The final episode has an interview with Michael Brown, the head of FEMA (the Federal Emergency Management Agency) at the time. It has to be heard to be believed. He basically says that in disasters people can't expect the government to help them. I wish I was exaggerating but I'm not.

The podcast is a few months old but it feels incredibly timely and I can't recommend it enough.
Sounds like it's covering the same grounds as Spike Lee's When the Levees Broke. Bears repeating mind.

Re: Floodlines - Hurricane Katrina and the Disaster in New Orleans

Posted: Thu Jun 18, 2020 5:23 pm
by Fishnut
JQH wrote:
Thu Jun 18, 2020 5:20 pm
Sounds like it's covering the same grounds as Spike Lee's When the Levees Broke.

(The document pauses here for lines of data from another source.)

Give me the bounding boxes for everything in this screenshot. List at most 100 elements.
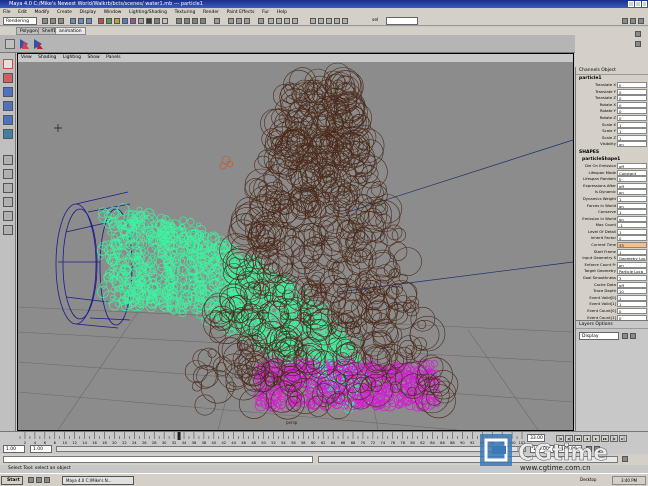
channel-value[interactable]: 0 [617, 95, 647, 102]
ipr-render-icon[interactable] [236, 18, 242, 24]
shelf-menu-icon[interactable] [5, 39, 15, 49]
channel-row[interactable]: Translate X0 [576, 82, 648, 89]
taskbar-maya-window[interactable]: Maya 4.0 C:/Mike's N... [62, 476, 134, 485]
persp-outliner-icon[interactable] [3, 183, 13, 193]
hypershade-layout-icon[interactable] [3, 211, 13, 221]
range-slider-handle[interactable] [57, 447, 517, 451]
channel-row[interactable]: Trace Depth 10 [576, 288, 648, 295]
select-hierarchy-icon[interactable] [70, 18, 76, 24]
select-by-name-input[interactable] [386, 17, 418, 25]
rename-selected-icon[interactable] [334, 18, 340, 24]
channel-row[interactable]: Current Time 33 [576, 242, 648, 249]
channel-value[interactable]: on [617, 261, 647, 268]
channel-row[interactable]: Target Geometry Particle Loca [576, 268, 648, 275]
manipulator-tool-icon[interactable] [3, 129, 13, 139]
select-by-name-icon[interactable] [342, 18, 348, 24]
move-tool-icon[interactable] [3, 87, 13, 97]
viewport-menu-view[interactable]: View [21, 55, 32, 60]
absolute-move-icon[interactable] [318, 18, 324, 24]
channel-row[interactable]: Is Dynamic on [576, 189, 648, 196]
channel-row[interactable]: Event Valid[1] 1 [576, 301, 648, 308]
mask-curve-icon[interactable] [114, 18, 120, 24]
channel-value[interactable]: 0 [617, 176, 647, 183]
channel-row[interactable]: Inherit Factor 0 [576, 235, 648, 242]
start-button[interactable]: Start [1, 476, 23, 485]
layer-editor-tabs[interactable]: Layers Options [576, 321, 648, 329]
range-slider-track[interactable] [56, 446, 526, 452]
numeric-input-icon[interactable] [284, 18, 290, 24]
channel-row[interactable]: Goal Smoothness 3 [576, 275, 648, 282]
perspective-viewport[interactable]: View Shading Lighting Show Panels persp [17, 53, 574, 431]
channel-value[interactable]: on [617, 215, 647, 222]
channel-row[interactable]: Lifespan Random 0 [576, 176, 648, 183]
relative-move-icon[interactable] [326, 18, 332, 24]
selection-field-icon[interactable] [292, 18, 298, 24]
channel-value[interactable]: 0 [617, 82, 647, 88]
set-breakdown-icon[interactable] [32, 37, 44, 51]
channel-row[interactable]: Conserve 1 [576, 209, 648, 216]
shelf-tab-animation[interactable]: animation [55, 27, 86, 35]
channel-row[interactable]: Scale Z1 [576, 134, 648, 142]
new-layer-selected-icon[interactable] [630, 333, 636, 339]
channel-row[interactable]: Dynamics Weight 1 [576, 195, 648, 203]
channel-value[interactable]: Constant [617, 169, 647, 176]
channel-row[interactable]: Enforce Count Fr on [576, 261, 648, 269]
viewport-menu-show[interactable]: Show [87, 55, 99, 60]
channel-value[interactable]: on [617, 202, 647, 209]
channel-row[interactable]: Event Valid[0] 1 [576, 294, 648, 302]
menu-set-selector[interactable]: Rendering [3, 17, 37, 25]
quicklaunch-maya-icon[interactable] [44, 477, 50, 483]
channel-value[interactable]: Geometry Loc [617, 255, 647, 262]
snap-grid-icon[interactable] [176, 18, 182, 24]
channel-value[interactable]: on [617, 189, 647, 196]
channel-row[interactable]: Rotate Z0 [576, 114, 648, 122]
channel-row[interactable]: Rotate Y0 [576, 108, 648, 115]
minimize-button[interactable] [628, 1, 634, 7]
channel-value[interactable]: 0 [617, 88, 647, 95]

Bears repeating mind.
Yes, and with an extra 10+ years of hindsight so you really see the long-term impacts of the disaster.

Re: Floodlines - Hurricane Katrina and the Disaster in New Orleans

Posted: Fri Jun 19, 2020 1:37 am
by Martin_B
It was a while ago, but in the aftermath of Katrina I attended a disaster preparedness conference with talks from people who had been affected by Katrina.

One of the things that hit me was that despite New Orleans being where Katrina hit landfall and getting pretty badly damaged, when the hurricane moved inland and dumped a massive quantity of water on the Mississippi drainage basin, the main disaster relief location for people who's property had been damaged and wasn't habitable from all across Louisiana, southern Mississippi and southern Alabama was New Orleans.

New Orleans had always been the planned (FEMA?) disaster relief location, and no-one could change it. Despite the fact that the meteorologists were warning that the rainfall from Katrina would hit New Orleans hard and cause flooding, people from well outside the potential flooding area were being bussed into New Orleans because it was the designated location for them to go to.

Re: Floodlines - Hurricane Katrina and the Disaster in New Orleans

Posted: Tue Oct 06, 2020 3:20 pm
by lpm
Hurricane Delta.

Arriving in New Orleans on Friday, per forecasts.